Some features of HIT include:

* Electronic Health Records (EHRs)
* Electronic Medical Records (EMR)
* Personal Health Records (PHRs)
* Payor-based Health Records (PBHRs)
* Electronic Prescribing (e-Prescribing)
* Financial/Billing/Administrative Systems
* Computerized Practitioner Order Entry (CPOE) Systems

Apart from these, healthcare software outsourcing could mean: cardiology software, clinical software, dental practice software, electronic medical records software, EMS software, health care software, health insurance software, healthcare case management, healthcare contract management, medical appointment software, medical billing, medical equipment software and medical staffing software, etc.

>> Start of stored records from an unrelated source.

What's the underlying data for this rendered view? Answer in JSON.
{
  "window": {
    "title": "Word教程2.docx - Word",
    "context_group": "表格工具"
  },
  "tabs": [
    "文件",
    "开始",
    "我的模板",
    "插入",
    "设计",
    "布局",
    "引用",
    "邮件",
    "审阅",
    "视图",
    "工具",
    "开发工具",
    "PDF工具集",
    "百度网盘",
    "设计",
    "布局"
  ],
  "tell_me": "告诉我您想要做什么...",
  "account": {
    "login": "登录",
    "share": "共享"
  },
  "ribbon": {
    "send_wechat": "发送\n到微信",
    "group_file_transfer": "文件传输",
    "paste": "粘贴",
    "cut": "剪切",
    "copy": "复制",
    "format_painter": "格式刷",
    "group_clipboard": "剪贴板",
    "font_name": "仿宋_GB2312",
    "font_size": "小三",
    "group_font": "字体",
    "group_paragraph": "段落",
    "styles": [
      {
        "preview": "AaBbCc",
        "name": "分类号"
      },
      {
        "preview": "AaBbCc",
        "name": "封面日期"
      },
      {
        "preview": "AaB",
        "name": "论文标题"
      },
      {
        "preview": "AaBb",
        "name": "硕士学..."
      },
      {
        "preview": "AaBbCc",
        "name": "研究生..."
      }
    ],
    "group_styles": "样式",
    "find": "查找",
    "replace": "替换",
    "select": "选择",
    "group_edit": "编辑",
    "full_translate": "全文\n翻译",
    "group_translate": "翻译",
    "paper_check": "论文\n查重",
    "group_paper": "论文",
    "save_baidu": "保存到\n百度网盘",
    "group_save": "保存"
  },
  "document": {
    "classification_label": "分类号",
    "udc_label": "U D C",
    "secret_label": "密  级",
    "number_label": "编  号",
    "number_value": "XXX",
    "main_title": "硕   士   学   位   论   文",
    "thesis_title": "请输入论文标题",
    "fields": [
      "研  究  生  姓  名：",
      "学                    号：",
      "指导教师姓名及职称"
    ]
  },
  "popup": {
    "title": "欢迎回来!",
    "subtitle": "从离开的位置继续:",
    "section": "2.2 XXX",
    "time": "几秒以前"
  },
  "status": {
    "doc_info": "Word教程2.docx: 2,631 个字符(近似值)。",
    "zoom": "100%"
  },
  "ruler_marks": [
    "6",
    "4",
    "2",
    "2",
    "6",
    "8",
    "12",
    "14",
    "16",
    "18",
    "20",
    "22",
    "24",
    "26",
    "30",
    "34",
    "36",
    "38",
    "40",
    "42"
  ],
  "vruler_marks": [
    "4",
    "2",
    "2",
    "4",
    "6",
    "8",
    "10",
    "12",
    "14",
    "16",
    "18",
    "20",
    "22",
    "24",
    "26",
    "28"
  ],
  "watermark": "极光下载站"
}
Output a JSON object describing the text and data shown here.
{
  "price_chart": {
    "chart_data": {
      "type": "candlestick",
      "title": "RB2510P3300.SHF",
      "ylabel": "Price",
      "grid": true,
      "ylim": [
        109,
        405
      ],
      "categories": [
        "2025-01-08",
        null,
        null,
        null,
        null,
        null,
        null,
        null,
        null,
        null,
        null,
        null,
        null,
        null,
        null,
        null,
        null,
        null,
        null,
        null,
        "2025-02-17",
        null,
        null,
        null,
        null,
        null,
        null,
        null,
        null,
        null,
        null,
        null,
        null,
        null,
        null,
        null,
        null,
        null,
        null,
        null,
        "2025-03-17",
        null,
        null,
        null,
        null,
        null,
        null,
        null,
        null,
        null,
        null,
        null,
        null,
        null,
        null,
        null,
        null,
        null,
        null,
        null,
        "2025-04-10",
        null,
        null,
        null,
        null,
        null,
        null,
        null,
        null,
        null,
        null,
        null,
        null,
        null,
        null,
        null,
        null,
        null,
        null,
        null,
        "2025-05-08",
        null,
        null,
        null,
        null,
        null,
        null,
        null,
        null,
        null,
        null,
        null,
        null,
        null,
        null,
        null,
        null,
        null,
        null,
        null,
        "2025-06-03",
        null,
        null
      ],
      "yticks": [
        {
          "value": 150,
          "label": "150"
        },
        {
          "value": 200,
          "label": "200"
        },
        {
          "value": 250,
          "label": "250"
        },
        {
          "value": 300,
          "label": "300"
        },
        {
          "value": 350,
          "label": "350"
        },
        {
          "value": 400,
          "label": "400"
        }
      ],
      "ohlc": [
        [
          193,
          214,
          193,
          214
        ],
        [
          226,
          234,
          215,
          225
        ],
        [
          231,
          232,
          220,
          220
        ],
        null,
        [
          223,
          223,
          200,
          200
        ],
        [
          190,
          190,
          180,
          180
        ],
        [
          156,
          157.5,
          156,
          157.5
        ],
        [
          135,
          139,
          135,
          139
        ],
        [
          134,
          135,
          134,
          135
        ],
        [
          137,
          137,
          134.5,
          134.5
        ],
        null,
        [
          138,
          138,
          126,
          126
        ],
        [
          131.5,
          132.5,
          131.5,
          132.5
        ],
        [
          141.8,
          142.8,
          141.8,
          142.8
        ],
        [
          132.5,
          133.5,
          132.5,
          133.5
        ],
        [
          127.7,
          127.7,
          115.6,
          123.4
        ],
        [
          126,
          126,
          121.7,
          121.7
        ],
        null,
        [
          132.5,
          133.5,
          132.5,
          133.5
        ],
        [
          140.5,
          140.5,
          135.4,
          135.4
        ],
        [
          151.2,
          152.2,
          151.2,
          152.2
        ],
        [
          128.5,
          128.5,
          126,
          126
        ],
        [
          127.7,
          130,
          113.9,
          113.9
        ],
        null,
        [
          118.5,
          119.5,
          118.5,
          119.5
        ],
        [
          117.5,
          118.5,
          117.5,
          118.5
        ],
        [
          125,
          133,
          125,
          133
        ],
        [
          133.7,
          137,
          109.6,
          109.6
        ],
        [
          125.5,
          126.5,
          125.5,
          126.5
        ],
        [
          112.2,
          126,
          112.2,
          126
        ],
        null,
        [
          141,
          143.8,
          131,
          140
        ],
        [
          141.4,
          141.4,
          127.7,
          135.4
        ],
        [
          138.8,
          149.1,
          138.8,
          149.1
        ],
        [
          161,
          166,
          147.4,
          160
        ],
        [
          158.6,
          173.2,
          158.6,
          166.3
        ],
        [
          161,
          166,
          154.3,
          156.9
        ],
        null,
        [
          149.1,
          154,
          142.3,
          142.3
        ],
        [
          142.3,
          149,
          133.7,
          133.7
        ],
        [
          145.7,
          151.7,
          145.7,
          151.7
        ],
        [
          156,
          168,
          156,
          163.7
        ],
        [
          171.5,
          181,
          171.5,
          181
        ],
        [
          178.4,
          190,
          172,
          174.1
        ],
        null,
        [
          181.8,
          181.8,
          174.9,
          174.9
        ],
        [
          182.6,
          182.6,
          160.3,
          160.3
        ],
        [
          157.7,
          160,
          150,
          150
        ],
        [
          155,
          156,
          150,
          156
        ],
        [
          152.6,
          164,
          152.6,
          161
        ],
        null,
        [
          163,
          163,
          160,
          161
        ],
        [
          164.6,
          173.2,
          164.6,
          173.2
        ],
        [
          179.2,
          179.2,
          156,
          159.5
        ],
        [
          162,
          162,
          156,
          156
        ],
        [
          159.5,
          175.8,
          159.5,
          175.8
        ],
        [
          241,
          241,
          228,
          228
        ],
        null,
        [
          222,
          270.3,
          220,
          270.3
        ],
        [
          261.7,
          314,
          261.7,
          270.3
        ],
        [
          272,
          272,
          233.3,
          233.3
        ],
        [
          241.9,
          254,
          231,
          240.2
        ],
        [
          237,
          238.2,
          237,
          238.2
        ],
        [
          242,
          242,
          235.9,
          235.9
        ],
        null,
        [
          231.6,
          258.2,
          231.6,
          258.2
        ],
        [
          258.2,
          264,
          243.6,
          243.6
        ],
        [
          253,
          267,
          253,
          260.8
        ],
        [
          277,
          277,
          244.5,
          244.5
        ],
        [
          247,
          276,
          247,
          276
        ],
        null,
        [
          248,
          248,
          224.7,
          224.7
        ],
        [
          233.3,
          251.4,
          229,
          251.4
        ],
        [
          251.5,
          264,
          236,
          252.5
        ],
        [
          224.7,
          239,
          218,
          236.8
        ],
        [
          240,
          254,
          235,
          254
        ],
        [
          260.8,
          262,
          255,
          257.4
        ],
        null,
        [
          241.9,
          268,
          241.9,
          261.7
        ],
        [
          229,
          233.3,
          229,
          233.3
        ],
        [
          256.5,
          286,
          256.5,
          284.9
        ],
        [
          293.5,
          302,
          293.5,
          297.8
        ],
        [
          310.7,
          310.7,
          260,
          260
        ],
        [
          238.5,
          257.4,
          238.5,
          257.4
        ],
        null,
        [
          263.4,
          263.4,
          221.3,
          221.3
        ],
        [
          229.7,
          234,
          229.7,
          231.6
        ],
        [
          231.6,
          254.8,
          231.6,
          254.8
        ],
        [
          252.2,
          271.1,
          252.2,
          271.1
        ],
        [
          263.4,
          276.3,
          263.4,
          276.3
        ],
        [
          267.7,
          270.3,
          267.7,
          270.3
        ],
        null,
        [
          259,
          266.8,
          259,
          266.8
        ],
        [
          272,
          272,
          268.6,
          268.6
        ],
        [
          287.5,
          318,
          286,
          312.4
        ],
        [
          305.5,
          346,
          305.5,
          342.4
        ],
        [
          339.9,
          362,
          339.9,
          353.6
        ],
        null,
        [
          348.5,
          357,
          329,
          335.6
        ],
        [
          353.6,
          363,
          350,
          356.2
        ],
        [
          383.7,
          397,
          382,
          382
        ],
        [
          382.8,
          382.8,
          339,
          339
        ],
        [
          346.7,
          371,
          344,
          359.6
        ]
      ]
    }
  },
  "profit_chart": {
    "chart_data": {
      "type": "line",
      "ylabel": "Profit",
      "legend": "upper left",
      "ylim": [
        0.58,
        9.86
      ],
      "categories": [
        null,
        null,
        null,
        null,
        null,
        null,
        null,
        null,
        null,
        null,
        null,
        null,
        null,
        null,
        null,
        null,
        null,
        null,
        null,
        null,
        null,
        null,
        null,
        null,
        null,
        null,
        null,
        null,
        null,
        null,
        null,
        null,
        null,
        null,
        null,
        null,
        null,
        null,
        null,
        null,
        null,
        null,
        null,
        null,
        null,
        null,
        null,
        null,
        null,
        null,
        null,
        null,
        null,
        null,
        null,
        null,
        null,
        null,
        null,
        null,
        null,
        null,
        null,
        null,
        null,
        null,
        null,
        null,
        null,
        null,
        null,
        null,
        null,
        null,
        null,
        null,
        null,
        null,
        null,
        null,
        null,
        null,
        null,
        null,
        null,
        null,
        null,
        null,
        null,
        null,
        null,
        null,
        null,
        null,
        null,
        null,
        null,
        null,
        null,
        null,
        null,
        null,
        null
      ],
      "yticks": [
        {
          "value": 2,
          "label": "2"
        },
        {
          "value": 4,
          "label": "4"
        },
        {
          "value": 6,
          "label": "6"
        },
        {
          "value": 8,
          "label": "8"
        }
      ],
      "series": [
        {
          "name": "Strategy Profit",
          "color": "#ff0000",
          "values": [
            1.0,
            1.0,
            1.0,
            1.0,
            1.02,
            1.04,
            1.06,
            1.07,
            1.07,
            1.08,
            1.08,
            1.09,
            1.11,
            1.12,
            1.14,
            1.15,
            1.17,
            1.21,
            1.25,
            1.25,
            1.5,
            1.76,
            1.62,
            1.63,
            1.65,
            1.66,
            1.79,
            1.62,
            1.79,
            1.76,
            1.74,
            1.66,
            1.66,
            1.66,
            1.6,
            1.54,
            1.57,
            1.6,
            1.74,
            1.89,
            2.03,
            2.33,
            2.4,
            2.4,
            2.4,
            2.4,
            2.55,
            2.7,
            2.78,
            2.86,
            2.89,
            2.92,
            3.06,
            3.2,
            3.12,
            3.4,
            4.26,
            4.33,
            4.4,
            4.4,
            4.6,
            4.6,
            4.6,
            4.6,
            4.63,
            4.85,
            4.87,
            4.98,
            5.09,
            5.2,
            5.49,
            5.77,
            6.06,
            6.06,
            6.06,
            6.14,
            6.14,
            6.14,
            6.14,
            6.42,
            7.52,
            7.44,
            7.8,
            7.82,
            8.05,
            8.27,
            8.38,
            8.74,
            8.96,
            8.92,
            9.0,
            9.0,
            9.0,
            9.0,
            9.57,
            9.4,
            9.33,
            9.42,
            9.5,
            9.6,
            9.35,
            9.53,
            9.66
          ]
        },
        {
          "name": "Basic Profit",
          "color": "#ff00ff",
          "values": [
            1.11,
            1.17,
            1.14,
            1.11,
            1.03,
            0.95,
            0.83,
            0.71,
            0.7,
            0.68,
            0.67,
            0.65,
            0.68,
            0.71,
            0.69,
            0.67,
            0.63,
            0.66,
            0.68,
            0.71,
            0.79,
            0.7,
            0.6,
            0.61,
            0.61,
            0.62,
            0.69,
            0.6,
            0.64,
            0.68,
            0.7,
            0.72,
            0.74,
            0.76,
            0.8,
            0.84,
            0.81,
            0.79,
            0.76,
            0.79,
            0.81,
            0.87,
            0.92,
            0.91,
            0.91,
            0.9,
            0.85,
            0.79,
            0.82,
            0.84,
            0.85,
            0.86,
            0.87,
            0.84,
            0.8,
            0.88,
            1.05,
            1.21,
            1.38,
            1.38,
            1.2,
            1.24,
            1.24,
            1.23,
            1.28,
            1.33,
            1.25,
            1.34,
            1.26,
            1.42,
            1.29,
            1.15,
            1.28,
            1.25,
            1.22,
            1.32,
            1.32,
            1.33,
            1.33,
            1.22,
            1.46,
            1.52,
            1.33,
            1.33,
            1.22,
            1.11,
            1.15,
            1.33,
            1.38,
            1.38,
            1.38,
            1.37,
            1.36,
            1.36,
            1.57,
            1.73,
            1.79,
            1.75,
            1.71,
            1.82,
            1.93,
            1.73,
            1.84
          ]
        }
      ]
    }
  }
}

The healthcare reforms do not simply ask healthcare companies to comply with some norms but also the insurance companies, which provide financial stability and securities to consumers.

Healthcare reforms ask every state to build a health insurance exchange, which is a huge challenge, given its newness and wanted functionality. The states will be depending upon big or innovative healthcare software companies to come ahead and provide the solutions, set up systems who could sustain the operations of these exchanges and run them smoothly, and also provide customer care to the consumers who come and do business with these exchanges.

All this mean that the software companies could on a real big business opportunity where healthcare companies, health insurance companies, and state governments would be their clients. In professional terms, this opportunity would be termed as a B2B market.

The development of software for healthcare industry is pretty much custom based. It could vary according to some norms or law, or it could be state specific. At the same time, different healthcare companies could have their own software designed for specific purposes. All this generates tremendous business opportunities for software companies. The idea of tapping this opportunity can be harnessed by the software development companies for a good reason.

Without doubt, the emergence of healthcare software solution would mean work all around. The one who taps it or caters to it will get most of the benefit.